One significant feature is a new and improved trigger system. The redesigned Reset Action mechanism provides a two-stage trigger. The take-up stage is extremely light, while the second stage delivers a 6.75-pound let-off with only a slight hesitation before the trigger breaks. The pull seemed lighter than my RCBS trigger scale indicated, and the “break” was easy to control. The A1 series also differs from earlier M-series pistols by the addition of an improved grip, abbreviated Picatinny rail and the lack of the manual safety button that was located inside the triggerguard of earlier Steyr handguns.

This is a pure “carry gun” with no manual or magazine safety. I have mixed feelings about this, being an “old-school” shooter who finds comfort in manual safeties. Still, that’s the direction new pistols appear to be heading, which brings new emphasis to the warning: “Keep your finger away from the trigger until you’re ready to shoot.” The lack of a manual, external safety can be an advantage in a combat situation. There’s no safety you have to take the time to disengage. You simply unholster the gun, aim and fire.

The striker-fired Steyr actually boasts three safeties. These include a “trigger within a trigger” safety, a drop safety and a firing pin catch. These safeties automatically disengage only when the trigger is pulled to fire the gun. Aside from the trigger, the only external controls are the slide release, magazine release and takedown lever.

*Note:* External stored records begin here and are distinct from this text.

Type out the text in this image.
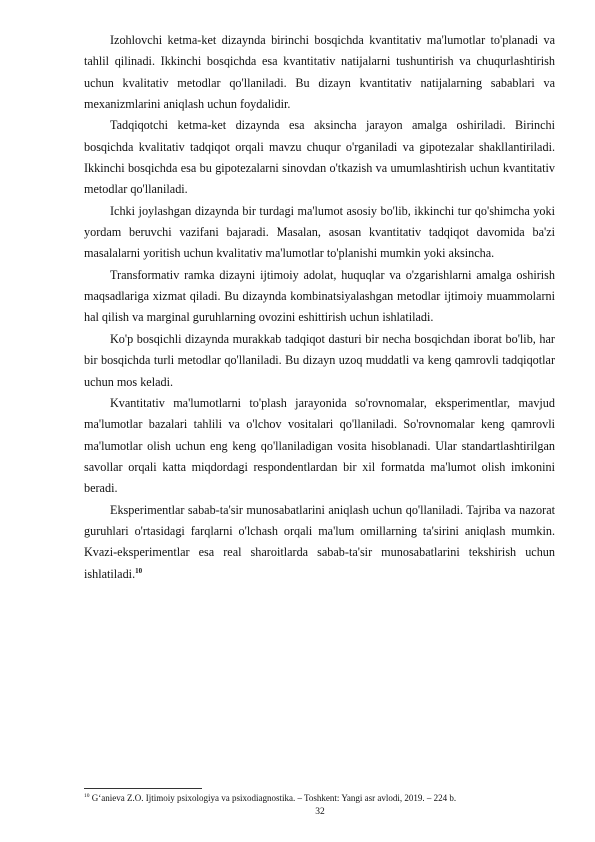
Izohlovchi ketma-ket dizaynda birinchi bosqichda kvantitativ ma'lumotlar to'planadi va tahlil qilinadi. Ikkinchi bosqichda esa kvantitativ natijalarni tushuntirish va chuqurlashtirish uchun kvalitativ metodlar qo'llaniladi. Bu dizayn kvantitativ natijalarning sabablari va mexanizmlarini aniqlash uchun foydalidir.

Tadqiqotchi ketma-ket dizaynda esa aksincha jarayon amalga oshiriladi. Birinchi bosqichda kvalitativ tadqiqot orqali mavzu chuqur o'rganiladi va gipotezalar shakllantiriladi. Ikkinchi bosqichda esa bu gipotezalarni sinovdan o'tkazish va umumlashtirish uchun kvantitativ metodlar qo'llaniladi.

Ichki joylashgan dizaynda bir turdagi ma'lumot asosiy bo'lib, ikkinchi tur qo'shimcha yoki yordam beruvchi vazifani bajaradi. Masalan, asosan kvantitativ tadqiqot davomida ba'zi masalalarni yoritish uchun kvalitativ ma'lumotlar to'planishi mumkin yoki aksincha.

Transformativ ramka dizayni ijtimoiy adolat, huquqlar va o'zgarishlarni amalga oshirish maqsadlariga xizmat qiladi. Bu dizaynda kombinatsiyalashgan metodlar ijtimoiy muammolarni hal qilish va marginal guruhlarning ovozini eshittirish uchun ishlatiladi.

Ko'p bosqichli dizaynda murakkab tadqiqot dasturi bir necha bosqichdan iborat bo'lib, har bir bosqichda turli metodlar qo'llaniladi. Bu dizayn uzoq muddatli va keng qamrovli tadqiqotlar uchun mos keladi.

Kvantitativ ma'lumotlarni to'plash jarayonida so'rovnomalar, eksperimentlar, mavjud ma'lumotlar bazalari tahlili va o'lchov vositalari qo'llaniladi. So'rovnomalar keng qamrovli ma'lumotlar olish uchun eng keng qo'llaniladigan vosita hisoblanadi. Ular standartlashtirilgan savollar orqali katta miqdordagi respondentlardan bir xil formatda ma'lumot olish imkonini beradi.

Eksperimentlar sabab-ta'sir munosabatlarini aniqlash uchun qo'llaniladi. Tajriba va nazorat guruhlari o'rtasidagi farqlarni o'lchash orqali ma'lum omillarning ta'sirini aniqlash mumkin. Kvazi-eksperimentlar esa real sharoitlarda sabab-ta'sir munosabatlarini tekshirish uchun ishlatiladi.$^{10}$

$^{10}$ G‘anieva Z.O. Ijtimoiy psixologiya va psixodiagnostika. – Toshkent: Yangi asr avlodi, 2019. – 224 b.
32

That makes the gun easy to operate—simply aim and pull the trigger.

There’s also a key-operated “Integrated Limited Access Lock” that prevents firing when the gun is stored. These “access locks” are frankly poor substitutes for keeping unused handguns locked up safely in a gun safe. No father or grandfather should leave guns where they can find their way into curious hands. With a little ingenuity, many children (or teenagers) may find a way to circumvent external, key-operated handgun locks. A sturdy gun safe with a good combination lock is by far the best way to keep handguns out of the reach of unauthorized users.

I found it refreshing that you don’t need a death grip on the slide to cycle the action. Unlike some autopistols I’ve used, the Steyr slide responds readily to only modest pressure. There’s a loaded chamber indicator port at the rear of the chamber, which provides visual confirmation when a round is chambered. I’ve never relied on such gadgets. When I want to check the gun’s condition, I always retract the slide and look into the chamber.

The low-profile sights are drift-adjustable for windage. Two generously sized white dots on the rear sight and a cor-responding red dot up front does a good job of catching your eye. I found the sights easy to use, whether I was shooting one-handed or with both hands supporting the grip.